If his stepfather were found, Bud says, he’d probably be buried at Arlington National Cemetery. But Bud wonders if instead Ben Bottoms should rest in his native Georgia. Either way, Bud wants him home. “I feel very good they’re going back to get him,” he says. “It’s just a shame it couldn’t have happened when my mother was alive. He was the love of her life.”
One more memory: when Bud was a boy he learned to play the trumpet, but the one song he could never play was “Taps.”
“I played it once and she totally broke up. I never did play it again. I knew why.”
JERRY HOWARTH WAS born in the same four-room log cabin in Wausaukee, Wisconsin, as his uncle Loren “Lolly” Howarth. Jerry was not yet two years old when the Duck crashed, so all he knew of his uncle were stories from his father, Loren’s younger brother.
“Loren was basically a country boy,” Jerry says. “Everybody worked together on the family farm. Lived off the land. There wasn’t much money to make. They’d hunt and fish. Deer, mostly.
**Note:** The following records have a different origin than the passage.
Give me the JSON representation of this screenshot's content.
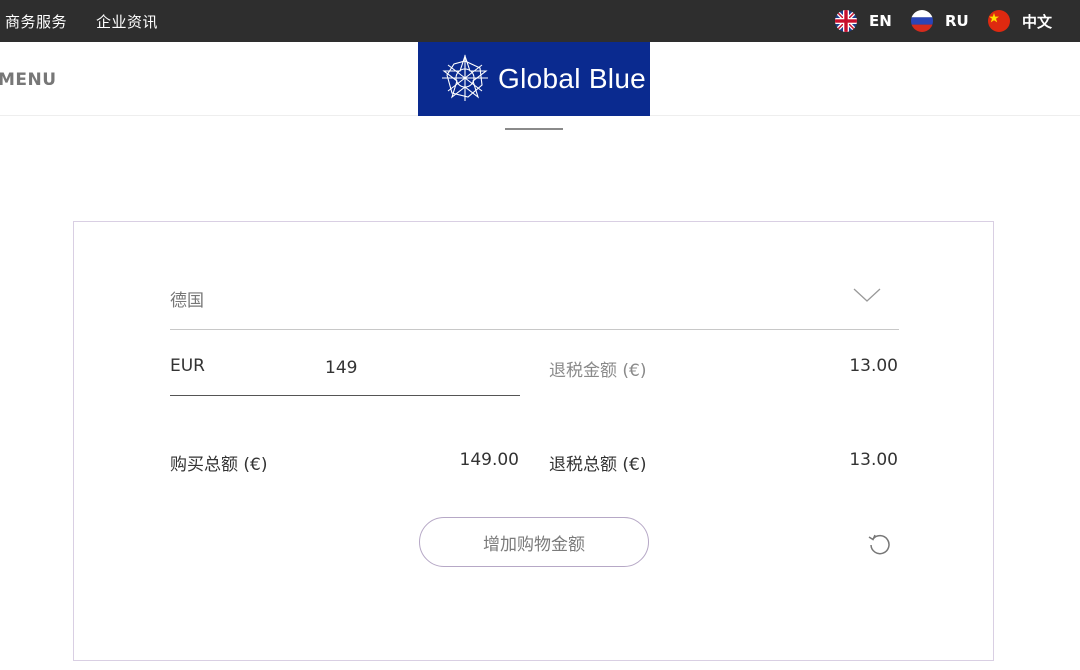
{
  "topbar": {
    "nav": [
      "商务服务",
      "企业资讯"
    ],
    "languages": [
      {
        "code": "EN",
        "flag": "uk-flag-icon"
      },
      {
        "code": "RU",
        "flag": "russia-flag-icon"
      },
      {
        "code": "中文",
        "flag": "china-flag-icon"
      }
    ]
  },
  "header": {
    "menu_label": "MENU",
    "logo_text": "Global Blue",
    "brand_color": "#0a2a8f"
  },
  "calculator": {
    "country": "德国",
    "currency": "EUR",
    "amount": "149",
    "refund_label": "退税金额 (€)",
    "refund_value": "13.00",
    "total_purchase_label": "购买总额 (€)",
    "total_purchase_value": "149.00",
    "total_refund_label": "退税总额 (€)",
    "total_refund_value": "13.00",
    "add_button": "增加购物金额",
    "reset_icon": "reset-icon"
  }
}
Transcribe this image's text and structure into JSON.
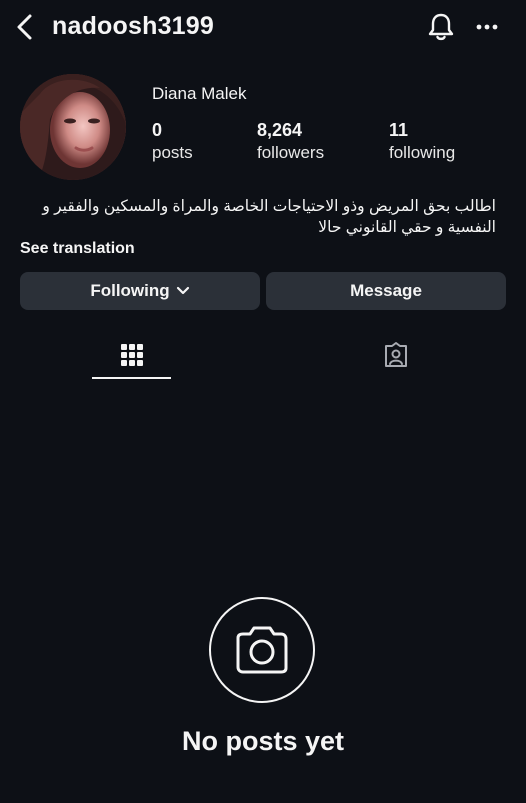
{
  "header": {
    "username": "nadoosh3199",
    "back_icon": "chevron-left-icon",
    "bell_icon": "bell-icon",
    "more_icon": "more-horizontal-icon"
  },
  "profile": {
    "display_name": "Diana Malek",
    "stats": {
      "posts": {
        "value": "0",
        "label": "posts"
      },
      "followers": {
        "value": "8,264",
        "label": "followers"
      },
      "following": {
        "value": "11",
        "label": "following"
      }
    },
    "bio_line1": "اطالب بحق المريض وذو الاحتياجات الخاصة والمراة والمسكين والفقير و",
    "bio_line2": "النفسية و حقي القانوني حالا",
    "see_translation": "See translation"
  },
  "actions": {
    "following_label": "Following",
    "message_label": "Message"
  },
  "tabs": {
    "grid_icon": "grid-icon",
    "tagged_icon": "tagged-person-icon"
  },
  "empty_state": {
    "icon": "camera-icon",
    "title": "No posts yet"
  },
  "colors": {
    "background": "#0d1016",
    "button": "#2b3038",
    "text": "#f5f5f5"
  }
}
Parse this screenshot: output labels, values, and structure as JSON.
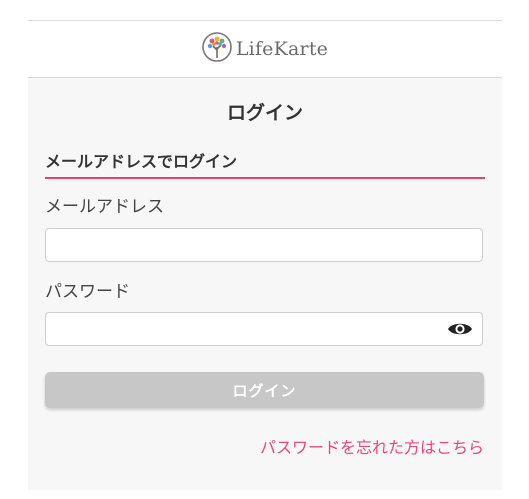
{
  "brand": {
    "logo_text": "LifeKarte"
  },
  "page": {
    "title": "ログイン",
    "section_heading": "メールアドレスでログイン"
  },
  "form": {
    "email_label": "メールアドレス",
    "email_value": "",
    "password_label": "パスワード",
    "password_value": "",
    "show_password_icon": "eye-icon",
    "submit_label": "ログイン",
    "forgot_password_link": "パスワードを忘れた方はこちら"
  },
  "colors": {
    "accent": "#e83f6f",
    "link": "#e8487a",
    "button_disabled": "#c7c7c7",
    "panel_background": "#f7f7f7"
  }
}
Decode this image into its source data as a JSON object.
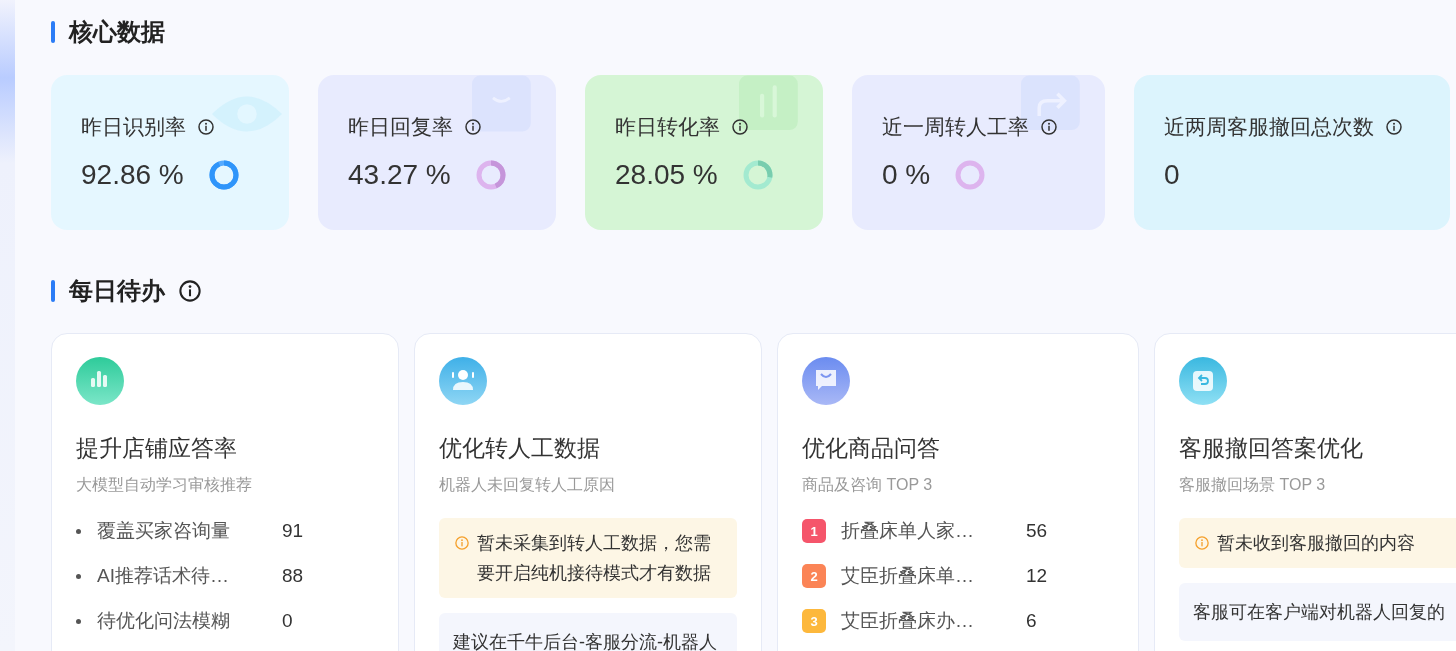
{
  "sections": [
    {
      "title": "核心数据",
      "info": false
    },
    {
      "title": "每日待办",
      "info": true
    }
  ],
  "metrics": [
    {
      "kind": "rate",
      "label": "昨日识别率",
      "value": "92.86 %",
      "level": 0.9286,
      "color": "#55aaff"
    },
    {
      "kind": "rate",
      "label": "昨日回复率",
      "value": "43.27 %",
      "level": 0.4327,
      "color": "#ddb4ee"
    },
    {
      "kind": "rate",
      "label": "昨日转化率",
      "value": "28.05 %",
      "level": 0.2805,
      "color": "#a3ead0"
    },
    {
      "kind": "rate",
      "label": "近一周转人工率",
      "value": "0 %",
      "level": 0,
      "color": "#ddb4ee"
    },
    {
      "kind": "count",
      "label": "近两周客服撤回总次数",
      "value": "0"
    }
  ],
  "tasks": [
    {
      "title": "提升店铺应答率",
      "subtitle": "大模型自动学习审核推荐",
      "rows": [
        {
          "kind": "bullet",
          "label": "覆盖买家咨询量",
          "count": "91"
        },
        {
          "kind": "bullet",
          "label": "AI推荐话术待…",
          "count": "88"
        },
        {
          "kind": "bullet",
          "label": "待优化问法模糊",
          "count": "0"
        }
      ]
    },
    {
      "title": "优化转人工数据",
      "subtitle": "机器人未回复转人工原因",
      "notes": [
        {
          "kind": "warning",
          "text": "暂未采集到转人工数据，您需要开启纯机接待模式才有数据"
        },
        {
          "kind": "tip",
          "text": "建议在千牛后台-客服分流-机器人"
        }
      ]
    },
    {
      "title": "优化商品问答",
      "subtitle": "商品及咨询 TOP 3",
      "rows": [
        {
          "kind": "rank",
          "rank": "1",
          "color": "#f5556b",
          "label": "折叠床单人家…",
          "count": "56"
        },
        {
          "kind": "rank",
          "rank": "2",
          "color": "#fb8456",
          "label": "艾臣折叠床单…",
          "count": "12"
        },
        {
          "kind": "rank",
          "rank": "3",
          "color": "#fdb83c",
          "label": "艾臣折叠床办…",
          "count": "6"
        }
      ]
    },
    {
      "title": "客服撤回答案优化",
      "subtitle": "客服撤回场景 TOP 3",
      "notes": [
        {
          "kind": "warning",
          "text": "暂未收到客服撤回的内容"
        },
        {
          "kind": "tip",
          "text": "客服可在客户端对机器人回复的"
        }
      ]
    }
  ]
}
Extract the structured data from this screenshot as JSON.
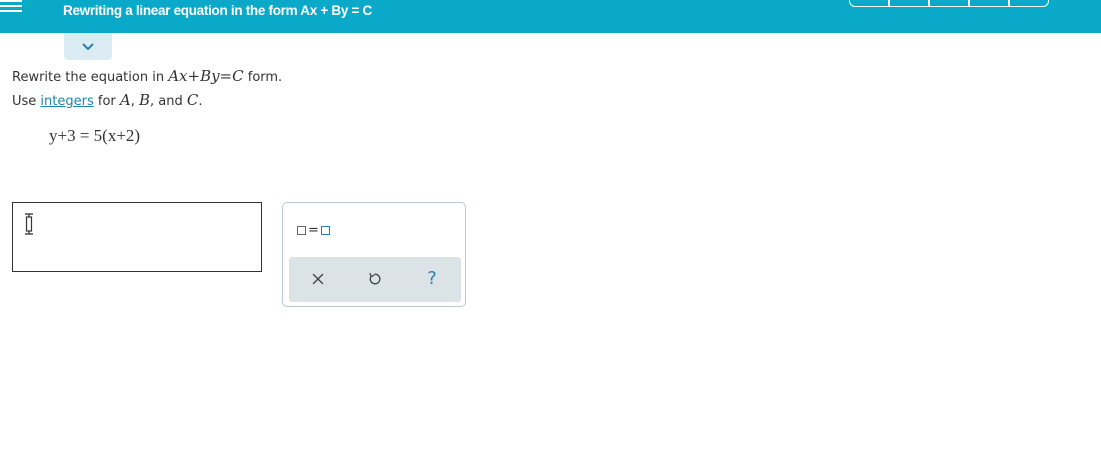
{
  "header": {
    "title": "Rewriting a linear equation in the form Ax + By = C",
    "menu_icon": "hamburger-menu-icon",
    "progress_segments": 5
  },
  "collapse_toggle": {
    "icon": "chevron-down-icon"
  },
  "prompt": {
    "line1_prefix": "Rewrite the equation in ",
    "line1_math": "Ax+By=C",
    "line1_suffix": " form.",
    "line2_prefix": "Use ",
    "line2_link": "integers",
    "line2_mid1": " for ",
    "var_a": "A",
    "sep1": ", ",
    "var_b": "B",
    "sep2": ", and ",
    "var_c": "C",
    "line2_end": "."
  },
  "equation": {
    "text": "y+3 = 5(x+2)"
  },
  "answer": {
    "value": ""
  },
  "toolbar": {
    "template_icon": "box-equals-box-icon",
    "clear_icon": "close-icon",
    "undo_icon": "undo-icon",
    "help_label": "?"
  },
  "colors": {
    "header_bg": "#0aa9c9",
    "accent": "#2a7fae",
    "link": "#1f86b0",
    "toolbar_bg": "#dbe3e7"
  }
}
Duck, too.
“Everybody said he was awful quiet.”
There’s pride in his voice when Jerry says Loren was the first member of the family to go to college. “He washed dishes and worked in restaurants to make his way.”
As Loren Howarth’s PNOK, Jerry provided the Coast Guard’s John Long with a wristwatch that belonged to one of Loren Howarth’s brothers, from which a DNA sample was taken. “I wish my dad and his brothers and all of them were still here, but it’s a good idea to bring him home where he belongs.”
Marc Storch, a cousin by marriage, is the family historian and the keeper of Loren Howarth’s Legion of Merit, which he inherited from Loren’s widow, Irene.
“When she first showed it to me, she said it was Lolly’s and she smiled,” he says. “She said, ‘He was such a sweet boy.’ Remember, Irene was talking about someone who stopped growing old in 1942. There she is at one hundred and one years old. Lolly never got any further than his twenties. So Irene, eighty years later, is still seeing that boy, that young man.
“It means so much that Lolly could come home and be close to where his family is,” Marc says. “Even though it’s only a physical reuniting, having his remains back here would be important to those who remember him. It would also be important to those who know what he did to help save his crew.
“People should know about that, and what it cost him.”